Despite the recent progress on m⁶A site identification in multiple tissues of mammals, there are several limitations outstanding: (1) These predictors for identifying m⁶A sites in multiple tissues of mammals were trained on such m⁶A modification data with a specific ACA motif, causing them difficulty in accurately identifying those m⁶A sites in another motif, such as canonical m⁶A motif DRACH (D = A, G or U; R = A or G; H = C or U). (2) Current computational methods for identifying m⁶A sites in multiple tissues of mammals are limited by algorithmic constraints because these methods were built upon classical machine learning or deep learning methods, such as SVM, CNN, or ensemble deep learning. It is necessary to adopt novel methods to improve the prediction performance of the model in the future. Thus, how to design a prediction method that can comprehensively and accurately predict m⁶A sites across various tissues of mammals is still a challenge.

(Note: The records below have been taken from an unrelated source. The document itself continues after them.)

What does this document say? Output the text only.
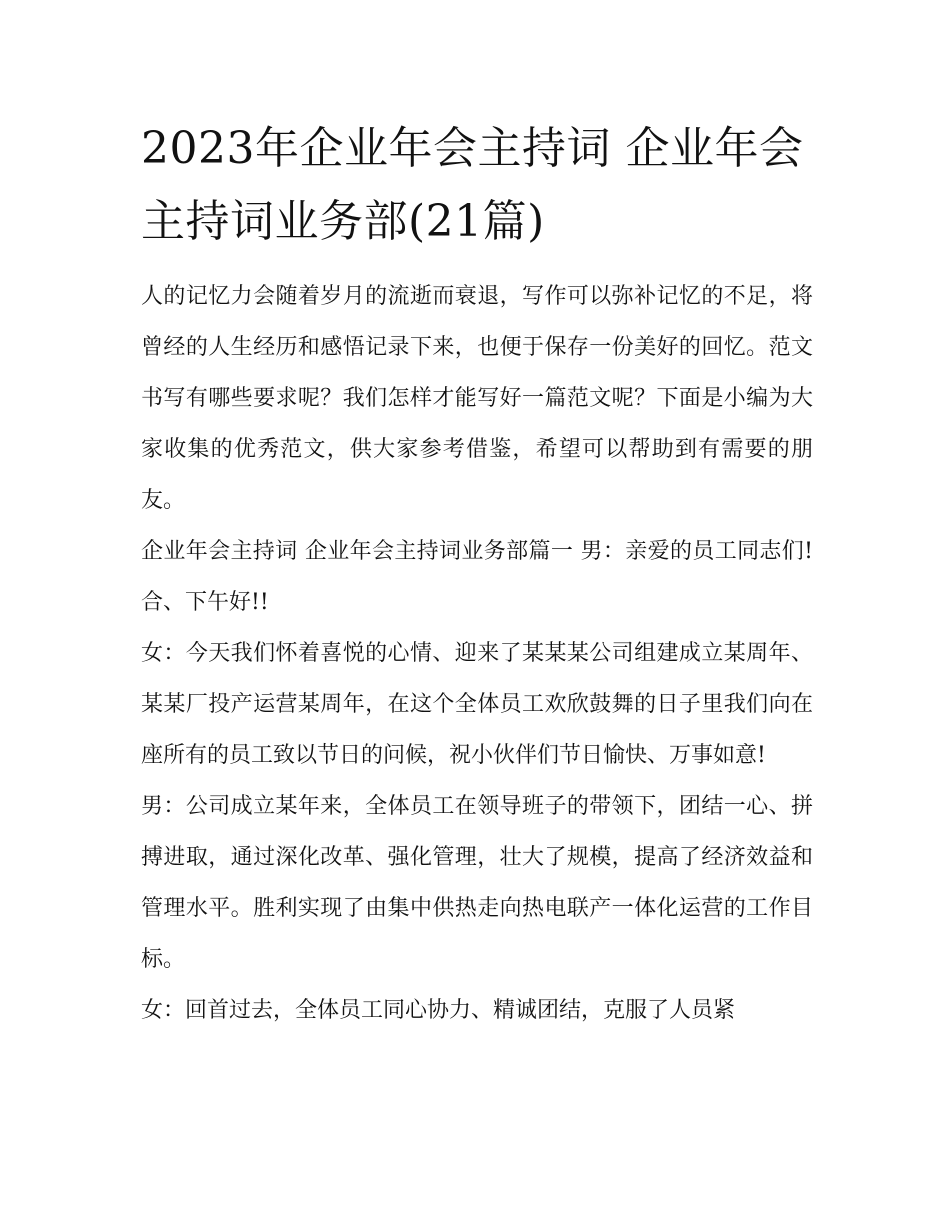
2023年企业年会主持词 企业年会主持词业务部(21篇)

人的记忆力会随着岁月的流逝而衰退，写作可以弥补记忆的不足，将曾经的人生经历和感悟记录下来，也便于保存一份美好的回忆。范文书写有哪些要求呢？我们怎样才能写好一篇范文呢？下面是小编为大家收集的优秀范文，供大家参考借鉴，希望可以帮助到有需要的朋友。

企业年会主持词 企业年会主持词业务部篇一 男：亲爱的员工同志们! 合、下午好!!

女：今天我们怀着喜悦的心情、迎来了某某某公司组建成立某周年、某某厂投产运营某周年，在这个全体员工欢欣鼓舞的日子里我们向在座所有的员工致以节日的问候，祝小伙伴们节日愉快、万事如意!

男：公司成立某年来，全体员工在领导班子的带领下，团结一心、拼搏进取，通过深化改革、强化管理，壮大了规模，提高了经济效益和管理水平。胜利实现了由集中供热走向热电联产一体化运营的工作目标。

女：回首过去，全体员工同心协力、精诚团结，克服了人员紧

To this end, we provide several insights for future directions of m⁶A site identification. Firstly, to identify potential m⁶A sites across various tissues of mammals efficiently, high-confidence m⁶A sites that have been experimentally annotated as methylated sites with the canonical m⁶A motif DRACH in tissues of mammals, and those sites that are clearly validated by experiment yet fail to be methylated, are the ideal data source for constructing accurate prediction models. Secondly, the use of graph neural network is also a promising direction in improving the performance of m⁶A modification site prediction. A given sequence can be transformed into a directed pattern graph, where each vertex could be represented by a k-mer of the given sequence. An edge connects two vertices if the joint subsequence of corresponding k-mers appear at least once in this sequence. Our expectation is that within the next few years, m⁶A modification sites will be able to be predicted with a high degree of accuracy, purely based on their sequence.